Ein Hocker für nachbarschaftliche Begegnungen.
Städtische Räume sind zunehmend von Anonymität geprägt – Smal setzt dem ein Möbelstück entgegen, das zu spontanen Interaktionen unter Nachbar*innen einlädt.
Im Flur hängend, ist der klappbare Hocker stets griffbereit und kann leicht nach draußen getragen werden, um Schwellenräume zu beleben und Momente des Zusammenseins zu schaffen.
Dank seiner leichten Bauweise ist er vielseitig einsetzbar – als Sitzgelegenheit oder kleine Ablagefläche. Er ermutigt dazu, den öffentlichen Raum wieder als sozialen Treffpunkt zu entdecken.
Autor: Jean Claude Granval
Kiosk für das Werkhaus Münzviertel
Nahe dem Hamburger Hauptbahnhof liegt das Werkhaus Münzviertel: Es bietet einen Rückzugsort und Raum für künstlerische Prozesse in den Werkstätten Holz, Garten, Sound, Küche, Textil und Fahrrad – für junge Menschen, die wohnungslos oder in anderen prekären Lebenssituationen sind.
Der Kiosk wurde entworfen, um ihre Ideen und Anliegen mobil in den Stadtraum zu tragen.

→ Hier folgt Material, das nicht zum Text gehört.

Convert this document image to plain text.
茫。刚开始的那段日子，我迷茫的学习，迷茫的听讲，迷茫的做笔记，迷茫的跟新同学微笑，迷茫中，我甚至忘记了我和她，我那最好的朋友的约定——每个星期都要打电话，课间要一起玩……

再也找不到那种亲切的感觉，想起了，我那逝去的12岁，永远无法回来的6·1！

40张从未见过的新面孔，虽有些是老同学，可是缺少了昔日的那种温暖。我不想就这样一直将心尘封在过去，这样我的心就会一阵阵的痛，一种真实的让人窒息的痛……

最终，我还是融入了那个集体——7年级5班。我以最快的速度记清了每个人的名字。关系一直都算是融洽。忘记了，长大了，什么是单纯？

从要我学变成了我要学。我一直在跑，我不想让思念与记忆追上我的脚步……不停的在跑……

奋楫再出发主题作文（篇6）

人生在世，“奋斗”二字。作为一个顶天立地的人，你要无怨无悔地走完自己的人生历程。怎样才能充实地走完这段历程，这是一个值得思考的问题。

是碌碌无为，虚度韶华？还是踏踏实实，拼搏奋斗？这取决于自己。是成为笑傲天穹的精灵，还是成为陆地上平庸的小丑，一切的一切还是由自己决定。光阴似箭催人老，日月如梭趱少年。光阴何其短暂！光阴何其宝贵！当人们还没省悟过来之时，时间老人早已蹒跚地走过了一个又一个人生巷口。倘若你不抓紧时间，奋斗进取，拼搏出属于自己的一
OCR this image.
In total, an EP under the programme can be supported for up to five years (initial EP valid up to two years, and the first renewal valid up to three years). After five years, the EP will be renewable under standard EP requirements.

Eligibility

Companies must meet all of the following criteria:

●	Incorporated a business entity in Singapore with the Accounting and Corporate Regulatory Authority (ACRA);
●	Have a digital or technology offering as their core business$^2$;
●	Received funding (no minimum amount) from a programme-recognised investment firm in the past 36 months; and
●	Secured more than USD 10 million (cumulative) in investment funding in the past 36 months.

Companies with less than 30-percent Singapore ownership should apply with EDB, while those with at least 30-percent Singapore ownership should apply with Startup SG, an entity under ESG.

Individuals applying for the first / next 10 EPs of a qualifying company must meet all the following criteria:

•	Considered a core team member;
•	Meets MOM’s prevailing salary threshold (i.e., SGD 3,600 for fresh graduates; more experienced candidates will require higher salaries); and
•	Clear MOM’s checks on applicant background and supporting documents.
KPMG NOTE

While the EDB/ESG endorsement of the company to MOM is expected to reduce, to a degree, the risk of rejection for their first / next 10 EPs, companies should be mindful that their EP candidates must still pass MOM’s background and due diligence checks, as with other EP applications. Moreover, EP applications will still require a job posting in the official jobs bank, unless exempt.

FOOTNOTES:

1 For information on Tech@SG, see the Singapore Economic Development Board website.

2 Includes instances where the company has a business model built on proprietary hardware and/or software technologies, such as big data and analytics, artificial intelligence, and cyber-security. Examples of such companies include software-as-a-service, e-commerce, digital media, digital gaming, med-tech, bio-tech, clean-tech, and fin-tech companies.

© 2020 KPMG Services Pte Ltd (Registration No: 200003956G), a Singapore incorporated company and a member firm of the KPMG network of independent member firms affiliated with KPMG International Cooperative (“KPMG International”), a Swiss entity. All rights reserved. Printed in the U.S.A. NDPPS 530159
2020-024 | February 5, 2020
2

Wandelbar in seiner Funktion – als Infostand, Mikroausstellung, Verkaufsstand, Mini-Workshop oder Suppenküche – versteht er sich als Plattform für gemeinsam entwickelte Inhalte und Formate sowie für individuelle Ausdrucksformen.
In der ersten Projektphase wurden unter anderem Lollies mit Zutaten aus dem „Münzgarten“ gegossen, Siebdrucke verkauft, später ein Banner und Lebkuchen mit subversiven Aufschriften gestaltet, um auf Demos wie Weihnachtsmärkten die anhaltende Wohnungskrise zu problematisieren. Das sich stetig fortschreibende Projekt schafft mit dem Kiosk als Werkzeug Sichtbarkeiten und Begegnungen.
Building Teenage Resilience
Psychische Gesundheit von Jugendlichen verschlechtert sich zunehmend – allein 2021 zeigte fast ein Drittel der Kinder in Deutschland Auffälligkeiten, 2022 äußerte die Hälfte der Jugendlichen Zukunftsängste. Präventive Maßnahmen fehlen oft im Alltag. Genau hier setzt Building Teenage Resilience an: Die digitale Plattform vermittelt in interaktiven Schulformaten Kompetenzen wie Emotionsregulation, Kommunikation und Problemlösung. Ergänzt wird dies durch Achtsamkeitsübungen, Pausenroutinen und kontinuierliches Emotionstracking. So wird mentales Wissen im Alltag verankert. Ein persönliches Schülerprofil sowie der Chatbot Ehm bieten niederschwelligen Zugang zu individuell passenden Ressourcen. Intelligente Monitoringfragen helfen, Belastungen frühzeitig zu erkennen und passende Unterstützung bereitzustellen – datenbasiert, wirksam und alltagsnah.
Intermezzo
Stell dir eine Bushaltestelle vor, an der Menschen gerne Zeit verbringen — ein „dritter Ort“, an dem sich Menschen treffen und aufhalten. Genau das ist die Idee hinter Intermezzo. Intermezzo verwandelt den zentralen Busbahnhof einer Kleinstadt in einen Freizeitort, der die Lebensqualität verbessert und gleichzeitig Mobilitätsbedürfnisse erfüllt. Mobilitäts- und Umsteigebereiche ermöglichen einen einfachen Wechsel zwischen verschiedenen Verkehrsmitteln. Der parkähnliche Aufenthaltsbereich definiert die Wartezeit als freie Zeit, in der die Menschen selbst entscheiden können, wie sie diese verbringen. Dies wird vor allem durch das Mobiliar erreicht.
Das Intermezzo-Mobiliar wurde auf Grundlage von Beobachtungen des Warteverhaltens von Schüler:innen an einer Bushaltestelle entworfen. Die Möbelstücke spiegeln die kreisförmige Struktur von Gruppensituationen wider. Sie bestehen aus modularen Segmenten, die in verschiedenen Kombinationen aufgestellt werden können, um den Bedürfnissen sowohl großer interaktiver Gruppen als auch kleinerer Gruppen gerecht zu werden. Jedes Segment kann auf drei verschiedene Arten montiert werden — entweder als Bank, Stehsitz oder Tisch — und verfügt über Haken zum Aufhängen von Taschen.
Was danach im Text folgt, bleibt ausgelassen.